Rob Edelman: The Best and the Worst, Part 4
Sometimes, individual scenes in movies are well-worth singling out for their sheer artistry.
Here is one example. LINCOLN may be among the best films of the year, but there is one moment in this film that left me speechless-- and that said volumes about human emotion. This scene is the last one in which we see Thaddeus Stevens, who is played by Tommy Lee Jones, onscreen. I will not reveal its content, but suffice to say that it is perhaps the most stirring individual scene I have seen in any movie in 2012.
And speaking of sequences in movies, I want to cite the extended opening section in FLIGHT, which is one of the most harrowing airplane-in-trouble sequences one ever will see on celluloid. FLIGHT is not a ten-best-of-the-year title, but it is a top-notch action thriller and it does star Denzel Washington, who adds class and intelligence to all his performances.

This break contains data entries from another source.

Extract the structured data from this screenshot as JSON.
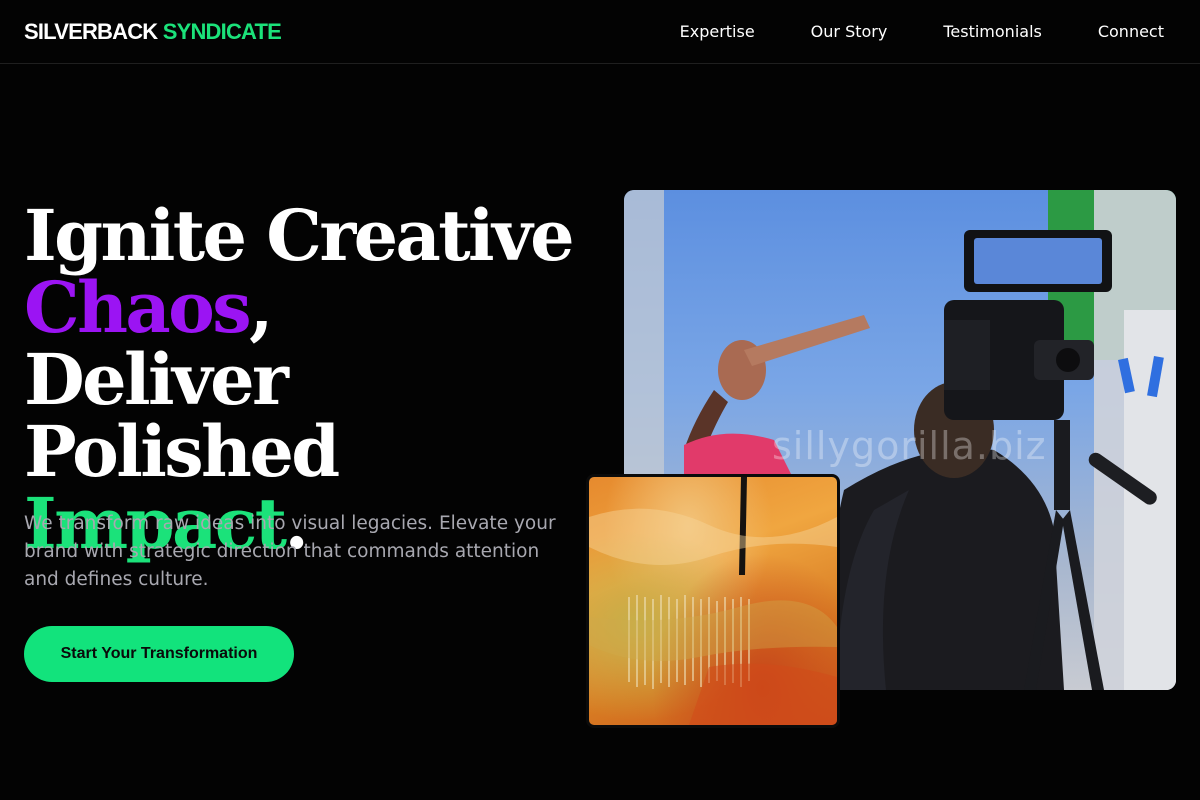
{
  "brand": {
    "part1": "SILVERBACK",
    "part2": "SYNDICATE"
  },
  "nav": {
    "items": [
      "Expertise",
      "Our Story",
      "Testimonials",
      "Connect"
    ]
  },
  "hero": {
    "line1": "Ignite Creative",
    "word_purple": "Chaos",
    "comma": ",",
    "line3": "Deliver Polished",
    "word_green": "Impact",
    "period": ".",
    "subtext": "We transform raw ideas into visual legacies. Elevate your brand with strategic direction that commands attention and defines culture.",
    "cta_label": "Start Your Transformation"
  },
  "images": {
    "main_watermark": "sillygorilla.biz"
  },
  "colors": {
    "background": "#030303",
    "accent_green": "#1be27a",
    "accent_purple": "#9b14f3",
    "cta_background": "#12e37c",
    "subtext": "#a8a8b0"
  }
}
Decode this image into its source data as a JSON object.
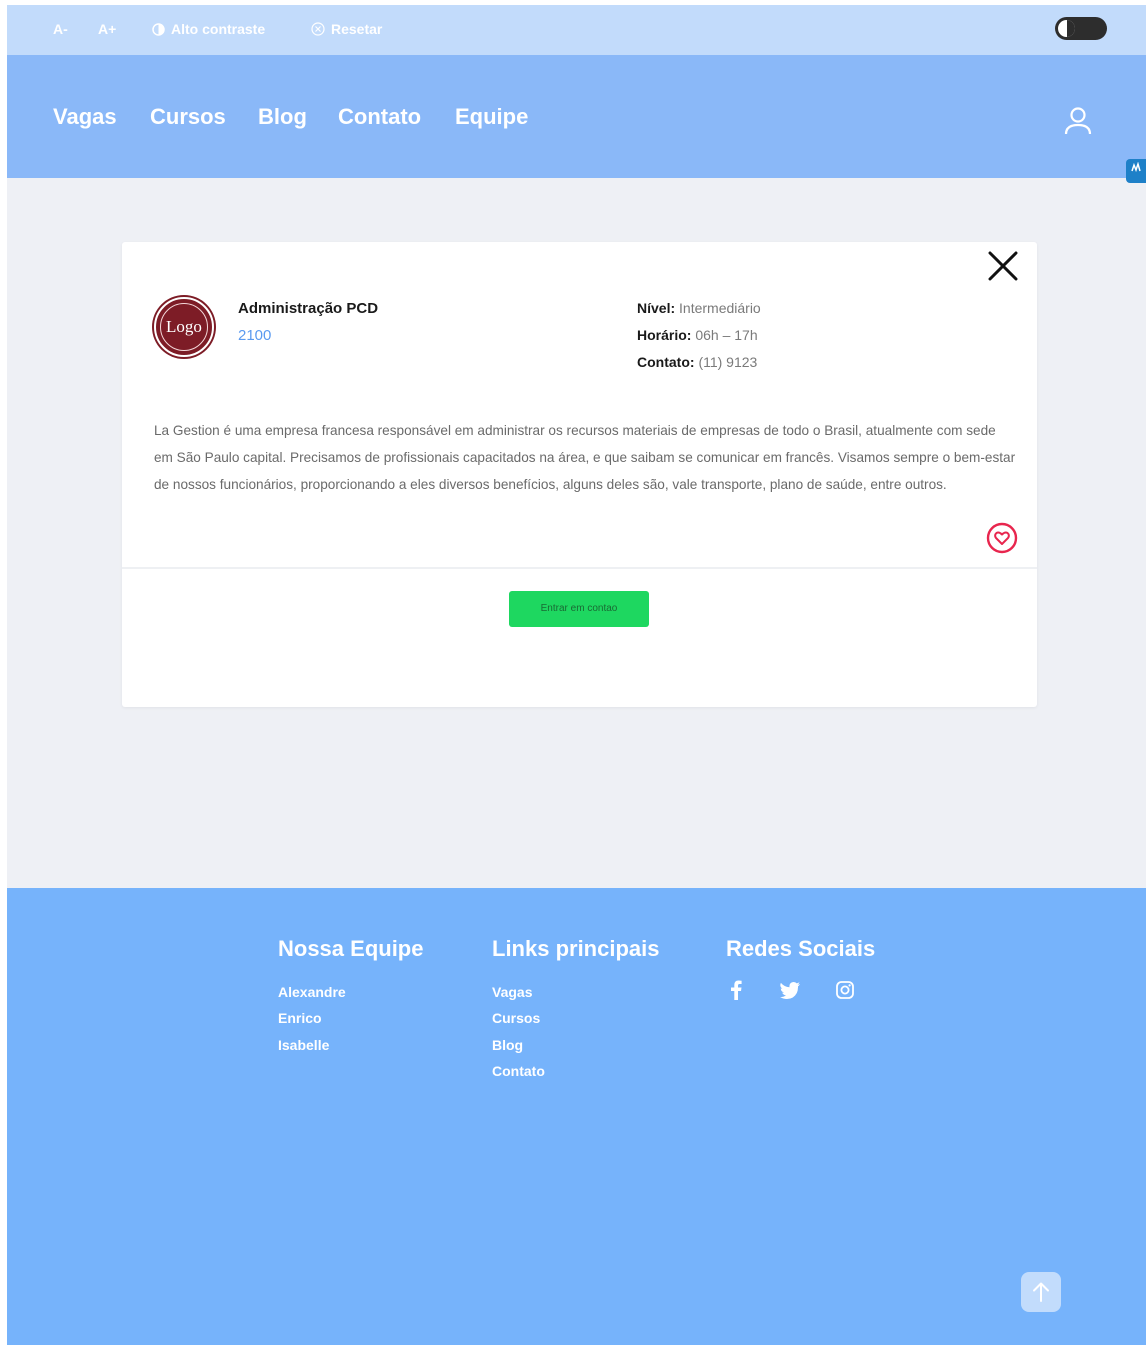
{
  "accessibility_bar": {
    "decrease_font": "A-",
    "increase_font": "A+",
    "high_contrast": "Alto contraste",
    "reset": "Resetar"
  },
  "nav": {
    "links": [
      "Vagas",
      "Cursos",
      "Blog",
      "Contato",
      "Equipe"
    ]
  },
  "job": {
    "logo_text": "Logo",
    "title": "Administração PCD",
    "code": "2100",
    "level_label": "Nível:",
    "level_value": "Intermediário",
    "hours_label": "Horário:",
    "hours_value": "06h – 17h",
    "contact_label": "Contato:",
    "contact_value": "(11) 9123",
    "description": "La Gestion é uma empresa francesa responsável em administrar os recursos materiais de empresas de todo o Brasil, atualmente com sede em São Paulo capital. Precisamos de profissionais capacitados na área, e que saibam se comunicar em francês. Visamos sempre o bem-estar de nossos funcionários, proporcionando a eles diversos benefícios, alguns deles são, vale transporte, plano de saúde, entre outros.",
    "contact_button": "Entrar em contao"
  },
  "footer": {
    "team_heading": "Nossa Equipe",
    "team": [
      "Alexandre",
      "Enrico",
      "Isabelle"
    ],
    "links_heading": "Links principais",
    "links": [
      "Vagas",
      "Cursos",
      "Blog",
      "Contato"
    ],
    "social_heading": "Redes Sociais",
    "social_icons": [
      "facebook-icon",
      "twitter-icon",
      "instagram-icon"
    ]
  },
  "colors": {
    "accessibility_bar": "#c2dbfb",
    "nav": "#8ab8f8",
    "page_background": "#eef0f5",
    "footer": "#76b3fb",
    "contact_button": "#1ed760",
    "heart": "#e8264e",
    "logo": "#7d1c26",
    "job_code": "#5b9af0"
  }
}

Speaking of Tommy Lee Jones’s performance in LINCOLN, well, it deservedly has garnered a Best Supporting Actor Academy Award nomination. But I am betting that it will not beat out Robert De Niro’s finest performance in many a year in SILVER LININGS PLAYBOOK.
With regard to leading performances by actors, the five Oscar nominees are Bradley Cooper for SILVER LININGS PLAYBOOK, Daniel Day-Lewis for LINCOLN, Hugh Jackman for LES MISERABLES, Joachim Phoenix for THE MASTER, and the aforementioned Denzel Washington. I also was expecting two other actors to be in the mix: Anthony Hopkins for HITCHCOCK and John Hawkes for THE SESSIONS.
But there is one superlative acting job that seems to have disappeared from view, even if it did garner a Golden Globe nomination. That is Jack Black’s performance as the title character in BERNIE. This fact-based film is the saga of a genial Texas funeral director who for good reason is well-liked by one and all. The story follows the bizarre events that occur when Bernie becomes immersed in the life of his town’s wealthiest and most disliked widow. BERNIE is a flawed film, to be sure, primarily because it is a bit repetitive, but Black’s performance is akin to a master class in acting. With his every gesture and voice inflection, he brilliantly captures the essence of his character.
And finally, a brief word about DJANGO UNCHAINED and the manner in which it is linked to Quentin Tarantino’s previous film, INGLOURIOUS BASTERDS. Both films, of course, are loaded with knowing references to film history as well as cinematic touches that reflect Tarantino’s fascination and even obsession with that history.
But there also is an altogether different take on history in these films.
At their core, they are revenge fantasies in which an exploited people triumphs mightily over an oppressor. In INGLORIOUS BASTERDS, which is set during World War II, Jews get to bash in the skulls of Nazis with baseball bats and Nazis get to have swastikas emblazoned on their foreheads. In DJANGO UNCHAINED, which is set prior to the Civil War, a slave is transformed into what might be described as the “fastest gun in the west.”
While watching-- and enjoying-- both films, I found myself thinking, over and over: “If only the fantasies that Tarantino presents were, in fact, realities.”
Rob Edelman teaches film history at the University at Albany. He has written several books on film and television, and is an associate editor of Leonard Maltin’s Movie and Video Guide.